5. Which players have the longest career? Assume that the debut and finalGame columns comprise the start and end, respectively, of a player's career. Hint: Create a new table from 'Master.csv'. Also note that strings can be converted to dates using the DATE function and can then be subtracted from each other yielding their difference in days.


In [30]:
pd.read_sql_query('''SELECT playerid, finalgame, debut, (finalgame-debut) AS days
                        FROM master
                        WHERE finalgame IS NOT NULL and debut IS NOT NULL
                        ORDER BY 4 DESC
                        LIMIT 5''',cnx)


Out[30]:
playerid finalgame debut days
0 altroni01 1933-10-01 1898-07-14 12862
1 orourji01 1904-09-22 1872-04-26 11836
2 minosmi01 1980-10-05 1949-04-19 11492
3 olearch01 1934-09-30 1904-04-14 11126
4 lathaar01 1909-09-30 1880-07-05 10678

6. What is the distribution of debut months?
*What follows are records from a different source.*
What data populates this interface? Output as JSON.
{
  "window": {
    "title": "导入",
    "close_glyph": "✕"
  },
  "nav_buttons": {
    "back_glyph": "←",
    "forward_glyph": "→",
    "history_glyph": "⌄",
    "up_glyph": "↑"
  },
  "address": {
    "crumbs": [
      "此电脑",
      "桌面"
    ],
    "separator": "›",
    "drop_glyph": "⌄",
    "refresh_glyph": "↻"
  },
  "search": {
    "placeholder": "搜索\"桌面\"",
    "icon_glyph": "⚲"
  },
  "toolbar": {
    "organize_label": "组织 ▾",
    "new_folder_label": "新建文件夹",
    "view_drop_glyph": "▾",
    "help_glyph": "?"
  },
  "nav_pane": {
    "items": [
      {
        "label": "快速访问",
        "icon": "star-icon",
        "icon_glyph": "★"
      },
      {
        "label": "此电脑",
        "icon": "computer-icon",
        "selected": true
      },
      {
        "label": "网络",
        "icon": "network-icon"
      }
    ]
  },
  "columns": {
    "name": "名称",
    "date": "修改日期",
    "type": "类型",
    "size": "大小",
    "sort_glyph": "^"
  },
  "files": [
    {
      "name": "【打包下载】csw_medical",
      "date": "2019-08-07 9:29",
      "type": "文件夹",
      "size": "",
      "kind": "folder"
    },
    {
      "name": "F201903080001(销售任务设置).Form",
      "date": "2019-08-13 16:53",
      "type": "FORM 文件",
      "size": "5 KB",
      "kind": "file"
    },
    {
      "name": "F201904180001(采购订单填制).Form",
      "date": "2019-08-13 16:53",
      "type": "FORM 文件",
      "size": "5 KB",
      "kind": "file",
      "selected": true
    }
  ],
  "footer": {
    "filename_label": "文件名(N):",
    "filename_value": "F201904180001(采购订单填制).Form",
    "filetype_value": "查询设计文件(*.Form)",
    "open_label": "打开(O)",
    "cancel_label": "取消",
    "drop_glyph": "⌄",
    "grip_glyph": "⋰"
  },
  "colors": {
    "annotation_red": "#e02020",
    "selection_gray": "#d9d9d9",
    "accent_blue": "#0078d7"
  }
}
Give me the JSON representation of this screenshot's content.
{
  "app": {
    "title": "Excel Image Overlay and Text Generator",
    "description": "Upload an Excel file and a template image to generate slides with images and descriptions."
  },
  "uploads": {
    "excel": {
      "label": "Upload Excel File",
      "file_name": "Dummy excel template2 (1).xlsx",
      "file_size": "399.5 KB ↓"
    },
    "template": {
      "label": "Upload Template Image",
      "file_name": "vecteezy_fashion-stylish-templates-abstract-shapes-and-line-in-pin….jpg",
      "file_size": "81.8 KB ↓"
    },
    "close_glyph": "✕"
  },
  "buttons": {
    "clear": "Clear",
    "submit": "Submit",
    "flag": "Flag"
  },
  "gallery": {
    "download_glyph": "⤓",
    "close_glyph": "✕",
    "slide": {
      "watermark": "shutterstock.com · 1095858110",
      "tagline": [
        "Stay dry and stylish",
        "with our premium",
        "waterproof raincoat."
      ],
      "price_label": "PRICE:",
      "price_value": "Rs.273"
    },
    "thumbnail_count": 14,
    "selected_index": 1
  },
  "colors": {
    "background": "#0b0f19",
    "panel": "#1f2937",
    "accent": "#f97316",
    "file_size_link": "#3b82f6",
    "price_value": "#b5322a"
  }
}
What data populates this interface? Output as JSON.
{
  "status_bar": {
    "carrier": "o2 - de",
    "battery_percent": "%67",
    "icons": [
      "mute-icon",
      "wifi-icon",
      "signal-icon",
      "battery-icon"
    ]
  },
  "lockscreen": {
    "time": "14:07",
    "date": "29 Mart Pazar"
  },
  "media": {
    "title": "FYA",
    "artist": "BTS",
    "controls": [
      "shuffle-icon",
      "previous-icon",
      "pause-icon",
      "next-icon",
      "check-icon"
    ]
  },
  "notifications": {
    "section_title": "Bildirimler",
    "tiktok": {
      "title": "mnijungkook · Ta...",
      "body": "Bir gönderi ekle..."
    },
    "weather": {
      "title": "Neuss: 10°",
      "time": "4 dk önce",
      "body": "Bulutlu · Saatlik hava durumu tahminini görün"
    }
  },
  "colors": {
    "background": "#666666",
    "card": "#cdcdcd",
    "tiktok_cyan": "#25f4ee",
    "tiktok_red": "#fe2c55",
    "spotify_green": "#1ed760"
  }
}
Hint: Look at the DATE and EXTRACT functions.


In [34]:
pd.read_sql_query('''SELECT EXTRACT(MONTH FROM debut) AS debut_month, COUNT(*)
                        FROM master
                        GROUP BY 1
                        ORDER BY 1 ASC''',cnx)


Out[34]:
debut_month count
0 3.0 41
1 4.0 4711
2 5.0 2230
3 6.0 1893
4 7.0 1978
5 8.0 1943
6 9.0 5061
7 10.0 308
8 NaN 189

7. What is the effect of table join order on mean salary for the players listed in the main (master) table? Hint: Perform two different queries, one that joins on playerID in the salary table and other that joins on the same column in the master table. You will have to use left joins for each since right joins are not currently supported with SQLalchemy.


In [43]:
pd.read_sql_query('''SELECT S.playerid, AVG(salary)
                        FROM Salaries S LEFT JOIN Master M
                        ON S.playerid = M.playerid
                        GROUP BY 1
                        LIMIT 5''',cnx)


Out[43]:
playerid avg
0 bookech01 350000.0
1 wisede01 443750.0
2 contrjo01 6750000.0
3 myersro02 175000.0
4 jeterde01 14034338.5

In [48]:
pd.read_sql_query('''SELECT M.playerid, AVG(salary)
                        FROM Master M LEFT JOIN Salaries S
                        ON M.playerid = S.playerid
                        GROUP BY 1
                        LIMIT 5''',cnx)


Out[48]:
playerid avg
0 gagnied01 None
1 ramospe01 None
2 putkolu01 None
3 boyerke01 None
4 dillibo01 None

By joining to the Master table, we can see that there's many players with no salary data.